(From the Toronto Star, 21 April 1989.)

 

Killer Quartet's Anniversary Tour No Joke

 

by Craig MacInnis

 

 

As usual, Killing Joke isn't joking.

The wizened deans of Britain's post-punk movement - their charter was struck when the term "post punk" actually meant something - are on the loose in North America for the first time in years.

Without a new album or even an identifiable game plan to follow, the revamped quartet has decided to tour for - dig this - sentimental reasons.

"It's Killing Joke's 10th anniversary," drummer Martin Atkins roars down the line from Minnesota, a pit stop prior to the band's show Tuesday at RPM.

"Frightening, isn't it? Basically, what's happening is we're destroying the equipment every night, hands are bleeding and we're going back to what Killing Joke was in the very beginning."

That would be an explosive, anarchic, quasi-mystical force in modern music. Or, as lead singer Jaz Coleman was fond of saying in the early days, Joke was a band that tried to approximate the sound of "nature throwing up."

Atkins, who drummed for Public Image Ltd. from 1979 to 1984, feels that most of the great groups from England's punk fallout eventually lost their bite. Killing Joke did. So did PiL, led by irascible frontman and punk grandfather John Lydon.

"What happened with PiL was that after a few years it became a bloody cabaret," says Atkins. "It was just something that neither of us intended, but John has just decided to go along with it, on the embarrassing advice of money-hungry managers and agents."

Atkins, who has made his home in New Jersey for the past 2 1/2 years, says he recently caught the new-look PiL at a show in New York.

"It was bloody awful.
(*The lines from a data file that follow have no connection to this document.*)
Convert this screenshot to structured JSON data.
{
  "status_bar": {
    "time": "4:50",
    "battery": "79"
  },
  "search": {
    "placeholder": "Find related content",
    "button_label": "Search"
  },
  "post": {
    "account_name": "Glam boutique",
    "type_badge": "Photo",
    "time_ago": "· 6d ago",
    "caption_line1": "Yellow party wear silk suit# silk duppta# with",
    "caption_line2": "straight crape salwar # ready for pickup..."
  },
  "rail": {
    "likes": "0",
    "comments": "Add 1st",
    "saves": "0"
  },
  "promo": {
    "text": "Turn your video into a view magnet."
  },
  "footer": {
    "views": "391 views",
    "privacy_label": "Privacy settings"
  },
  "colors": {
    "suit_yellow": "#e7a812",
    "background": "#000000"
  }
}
I mean, they were halfway through (classic PiL songs) that I had played on, and I didn't even recognize them.

"I'm suing John. He owes me a lot of money, basically. As far as I'm concerned, I own a part of PiL."
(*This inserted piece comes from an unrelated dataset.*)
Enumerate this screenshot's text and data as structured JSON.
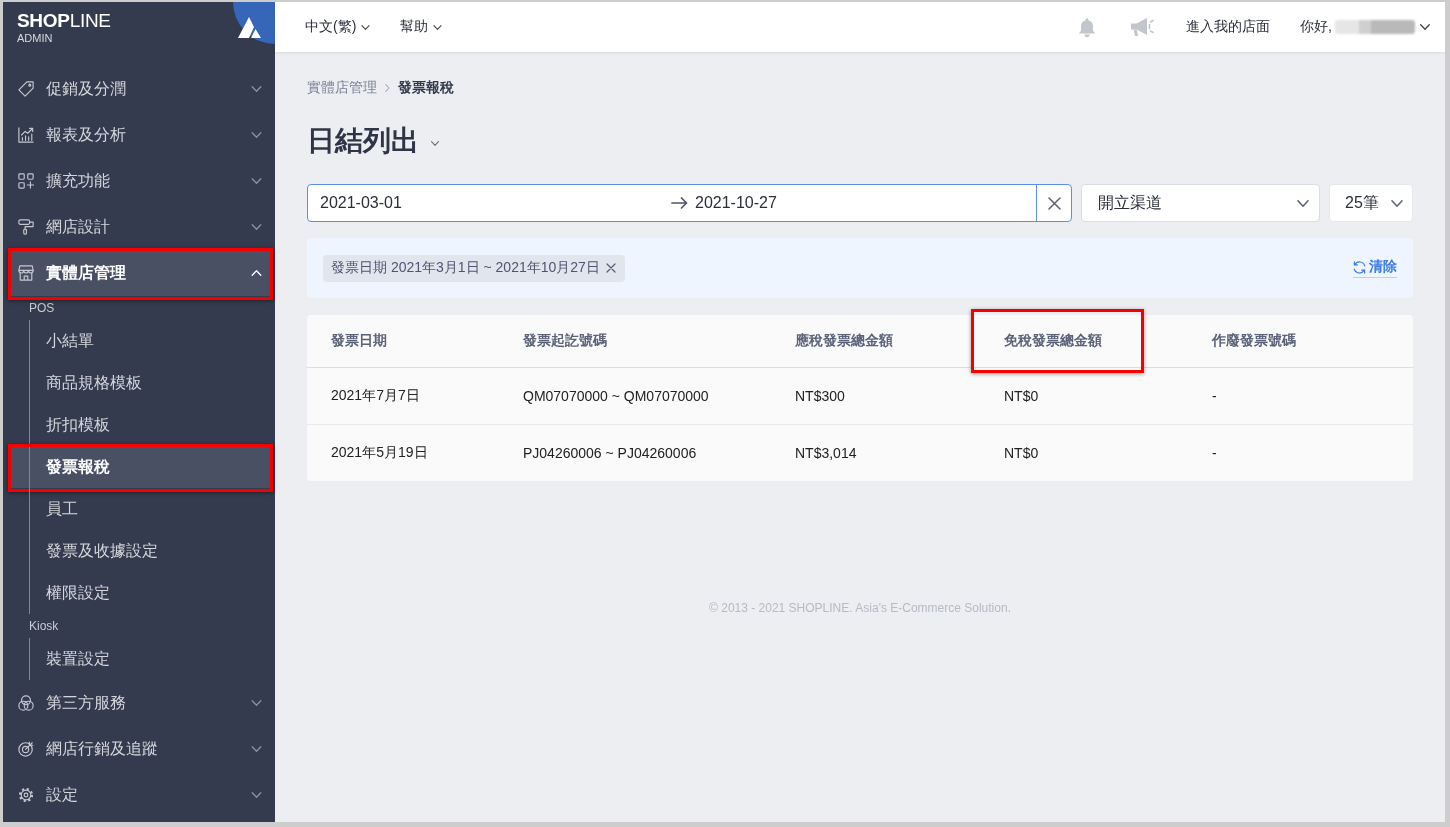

For now, though, Atkins is happy to revel in the nightly pleasures of keeping time for a band that he says has "re-discovered its purpose." Ignoring recent material, Joke is delving into its past with renditions of "Requiem," "Change," "Kings And Queens" and "War Dance," to name a few.
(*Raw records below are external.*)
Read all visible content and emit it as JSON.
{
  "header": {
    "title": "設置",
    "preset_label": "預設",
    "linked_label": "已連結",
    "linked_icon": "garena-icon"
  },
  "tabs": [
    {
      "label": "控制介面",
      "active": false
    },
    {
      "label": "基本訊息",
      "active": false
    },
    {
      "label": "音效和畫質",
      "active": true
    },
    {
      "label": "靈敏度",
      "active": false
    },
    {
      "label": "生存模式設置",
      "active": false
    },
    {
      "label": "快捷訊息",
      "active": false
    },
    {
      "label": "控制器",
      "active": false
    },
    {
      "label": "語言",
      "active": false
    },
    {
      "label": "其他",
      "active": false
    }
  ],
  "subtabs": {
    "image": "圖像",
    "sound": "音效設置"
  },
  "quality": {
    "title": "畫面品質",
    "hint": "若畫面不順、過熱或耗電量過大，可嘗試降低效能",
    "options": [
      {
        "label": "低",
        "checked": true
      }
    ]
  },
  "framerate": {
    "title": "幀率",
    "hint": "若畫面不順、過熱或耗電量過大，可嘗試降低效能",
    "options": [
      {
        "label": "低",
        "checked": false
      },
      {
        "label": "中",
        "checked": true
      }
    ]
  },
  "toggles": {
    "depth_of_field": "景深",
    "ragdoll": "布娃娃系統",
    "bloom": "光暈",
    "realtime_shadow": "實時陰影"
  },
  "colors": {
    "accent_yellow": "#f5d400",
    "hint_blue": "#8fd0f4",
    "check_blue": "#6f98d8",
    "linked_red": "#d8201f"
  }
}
The band finally seems settled on a permanent lineup, which includes Jaz, longtime guitarist Geordie and new bassist Taif, who replaces Andy Rourke.

To say that Rourke and Atkins didn't get along is a bit of an understatement. The group's biography even includes a slag on the former Smiths bassist and Atkins describes him over the phone as "a complete idiot and wimp."

This is good, inasmuch as it confirms that Killing Joke is still a hard-nosed, outspoken, colicky bunch - equal parts mischief and pain.

"The gigs have been amazing," he says. "We played Los Angeles last week and you couldn't park within three miles of the venue.

"Warner Bros. wanted to come and see us but they couldn't find a parking spot. It's hilarious. All these labels are coming to check us out and we keep forgetting to put 'em on the guest list.

"We don't really care, y'know. It's just a lot of fun being back on the road."